I Hate Rice Krispie Squares
A Photographic Journey
Rice Krispie Squares. The good ol' fashioned easy to make cookie. Right? Whatever yo. I'm never making these things again. I blame my overly ambitious nature (insert stifled laughter) that led me to want to make ghost shaped Rice Krispie Squares for tomorrow's Halloween party. The internet provided a recipe, along with the back of the cereal box I didn't buy but looked at in the grocery store. So, it began:
Butter. 1/3 cup.
Melt butter in saucepan. Easy enough.
Get some marshmallows.
Measure out six cups.
Drop them from a great height into the melted butter.
Stir them bitches up.
Accidentally let spoon sink into mixture.
Put some out of focus vanilla extract in there too. 1 teaspoon.
When all stirred, dump in a bowl and start mixing in "Rice Krispies". Eight cups.
It'll be gross and smushy. Perhaps I did not mix it well enough.
Okay, here's the part where things get tricky. The recipe was all, "shape mixture into ghosts". This is not possible. That shit will stick all over you!!! So call my mom and dad and say "Why the hell do these cookies have a reputation for being so easy to make?" Then they will fill you in on the great secret of the Rice Krispie Square that no recipe will tell you: You need to wet a spoon to smash it all down!!

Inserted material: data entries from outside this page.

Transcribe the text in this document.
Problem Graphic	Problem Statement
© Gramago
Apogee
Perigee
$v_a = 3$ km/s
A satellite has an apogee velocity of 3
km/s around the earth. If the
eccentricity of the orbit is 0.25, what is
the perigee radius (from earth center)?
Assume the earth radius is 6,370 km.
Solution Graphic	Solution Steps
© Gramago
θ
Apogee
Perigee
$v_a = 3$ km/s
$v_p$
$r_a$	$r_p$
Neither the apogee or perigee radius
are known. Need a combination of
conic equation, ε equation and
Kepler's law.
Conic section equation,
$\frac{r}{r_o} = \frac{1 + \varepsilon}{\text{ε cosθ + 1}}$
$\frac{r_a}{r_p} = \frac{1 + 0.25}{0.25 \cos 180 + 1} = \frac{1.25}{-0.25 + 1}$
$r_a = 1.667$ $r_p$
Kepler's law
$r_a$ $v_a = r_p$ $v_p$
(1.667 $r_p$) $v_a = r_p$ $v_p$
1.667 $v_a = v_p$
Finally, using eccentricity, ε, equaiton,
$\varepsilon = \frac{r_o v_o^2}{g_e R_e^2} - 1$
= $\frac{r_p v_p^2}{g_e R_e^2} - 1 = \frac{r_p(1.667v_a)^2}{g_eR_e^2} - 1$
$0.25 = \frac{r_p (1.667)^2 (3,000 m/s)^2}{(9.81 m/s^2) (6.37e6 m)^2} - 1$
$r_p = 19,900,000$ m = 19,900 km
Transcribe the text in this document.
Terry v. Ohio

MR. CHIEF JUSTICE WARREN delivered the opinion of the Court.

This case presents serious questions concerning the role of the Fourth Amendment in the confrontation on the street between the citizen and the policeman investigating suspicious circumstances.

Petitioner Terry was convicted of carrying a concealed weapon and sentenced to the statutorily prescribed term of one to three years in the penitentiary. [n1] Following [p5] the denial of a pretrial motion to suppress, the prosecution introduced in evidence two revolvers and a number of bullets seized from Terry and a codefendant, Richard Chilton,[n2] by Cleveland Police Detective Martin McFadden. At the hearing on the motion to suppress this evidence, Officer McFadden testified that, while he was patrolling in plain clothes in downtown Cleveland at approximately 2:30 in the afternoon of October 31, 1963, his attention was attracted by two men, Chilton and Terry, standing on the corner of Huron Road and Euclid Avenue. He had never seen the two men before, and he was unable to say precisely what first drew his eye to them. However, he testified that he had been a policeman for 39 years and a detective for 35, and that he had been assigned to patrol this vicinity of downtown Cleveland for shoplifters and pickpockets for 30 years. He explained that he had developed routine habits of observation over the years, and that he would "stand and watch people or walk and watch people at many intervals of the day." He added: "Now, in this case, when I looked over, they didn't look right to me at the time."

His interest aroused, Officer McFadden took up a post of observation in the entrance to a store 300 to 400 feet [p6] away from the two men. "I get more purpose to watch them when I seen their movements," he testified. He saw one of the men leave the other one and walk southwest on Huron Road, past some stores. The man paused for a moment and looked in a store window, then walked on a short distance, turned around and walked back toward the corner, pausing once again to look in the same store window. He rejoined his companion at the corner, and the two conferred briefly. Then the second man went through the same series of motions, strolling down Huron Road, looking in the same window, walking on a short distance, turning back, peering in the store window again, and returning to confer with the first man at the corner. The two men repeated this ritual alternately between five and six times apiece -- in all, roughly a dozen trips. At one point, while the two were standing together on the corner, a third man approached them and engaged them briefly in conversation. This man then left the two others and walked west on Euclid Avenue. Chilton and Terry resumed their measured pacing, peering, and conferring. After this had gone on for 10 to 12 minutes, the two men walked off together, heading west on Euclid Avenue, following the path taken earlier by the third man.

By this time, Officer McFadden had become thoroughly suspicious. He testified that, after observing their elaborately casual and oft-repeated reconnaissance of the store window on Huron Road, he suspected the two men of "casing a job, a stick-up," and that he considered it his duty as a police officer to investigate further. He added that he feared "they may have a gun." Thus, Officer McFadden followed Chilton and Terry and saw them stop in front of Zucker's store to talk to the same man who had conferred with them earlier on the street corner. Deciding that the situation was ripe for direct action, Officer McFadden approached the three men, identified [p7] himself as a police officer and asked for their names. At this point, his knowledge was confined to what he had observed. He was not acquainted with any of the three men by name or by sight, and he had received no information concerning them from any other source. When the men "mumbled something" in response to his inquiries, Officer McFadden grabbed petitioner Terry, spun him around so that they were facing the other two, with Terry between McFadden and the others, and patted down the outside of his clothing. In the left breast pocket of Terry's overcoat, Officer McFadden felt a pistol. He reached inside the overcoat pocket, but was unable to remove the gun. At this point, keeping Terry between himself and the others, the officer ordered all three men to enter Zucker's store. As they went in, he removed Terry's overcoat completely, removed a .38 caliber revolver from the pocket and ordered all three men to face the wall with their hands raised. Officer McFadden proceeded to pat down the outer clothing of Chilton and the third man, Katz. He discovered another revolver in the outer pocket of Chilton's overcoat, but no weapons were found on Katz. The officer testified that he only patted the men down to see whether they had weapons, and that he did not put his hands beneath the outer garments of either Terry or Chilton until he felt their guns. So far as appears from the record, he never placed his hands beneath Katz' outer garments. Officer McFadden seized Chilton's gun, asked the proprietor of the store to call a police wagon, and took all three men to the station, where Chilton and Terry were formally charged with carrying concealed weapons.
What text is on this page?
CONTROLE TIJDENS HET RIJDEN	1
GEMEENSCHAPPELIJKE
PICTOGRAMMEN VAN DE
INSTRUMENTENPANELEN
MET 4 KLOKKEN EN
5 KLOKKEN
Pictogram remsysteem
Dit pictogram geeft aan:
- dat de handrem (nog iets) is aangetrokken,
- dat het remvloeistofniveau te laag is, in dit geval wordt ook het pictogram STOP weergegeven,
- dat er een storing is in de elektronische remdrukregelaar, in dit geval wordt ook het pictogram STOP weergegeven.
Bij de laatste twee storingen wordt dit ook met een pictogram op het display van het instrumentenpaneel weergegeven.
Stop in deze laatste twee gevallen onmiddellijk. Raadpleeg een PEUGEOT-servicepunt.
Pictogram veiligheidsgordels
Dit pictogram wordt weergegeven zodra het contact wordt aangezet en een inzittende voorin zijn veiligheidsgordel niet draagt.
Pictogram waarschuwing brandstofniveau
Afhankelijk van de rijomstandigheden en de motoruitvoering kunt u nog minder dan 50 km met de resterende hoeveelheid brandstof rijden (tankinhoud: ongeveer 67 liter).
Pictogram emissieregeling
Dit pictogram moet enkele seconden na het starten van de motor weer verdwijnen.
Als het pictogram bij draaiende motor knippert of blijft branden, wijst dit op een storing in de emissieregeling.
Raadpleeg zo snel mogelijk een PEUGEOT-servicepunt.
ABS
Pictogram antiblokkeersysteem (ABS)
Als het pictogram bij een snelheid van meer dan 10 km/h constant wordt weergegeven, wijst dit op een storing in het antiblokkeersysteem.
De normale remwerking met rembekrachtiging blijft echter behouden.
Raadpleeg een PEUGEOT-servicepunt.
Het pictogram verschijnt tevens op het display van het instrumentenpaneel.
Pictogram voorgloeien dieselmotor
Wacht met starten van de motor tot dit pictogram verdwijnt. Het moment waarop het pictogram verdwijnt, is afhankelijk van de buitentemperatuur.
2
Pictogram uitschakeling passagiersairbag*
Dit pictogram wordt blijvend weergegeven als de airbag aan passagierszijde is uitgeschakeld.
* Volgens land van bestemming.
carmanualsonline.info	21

Then nothing will stick! You can even wet your hands and do it if you want!
After that trick was revealed, I was able to smash some down into a tray.
At this point I started trying to smush them into the shape of ghosts, but it didn't really work well and I forgot to take pictures. Then I got frustrated and they came out pretty much like rounded triangles. Next, melt some white chocolate chips!
Then just kind of spread it on the stupid cookies and use some regular chocolate chips for eyes. Toss them in the fridge until tomorrow and vow never to do that again. If you will be in attendance at Pizza Diarist's tomorrow for the Halloween party, I dare you to try one. Mwah ha ha ha haaaaaa!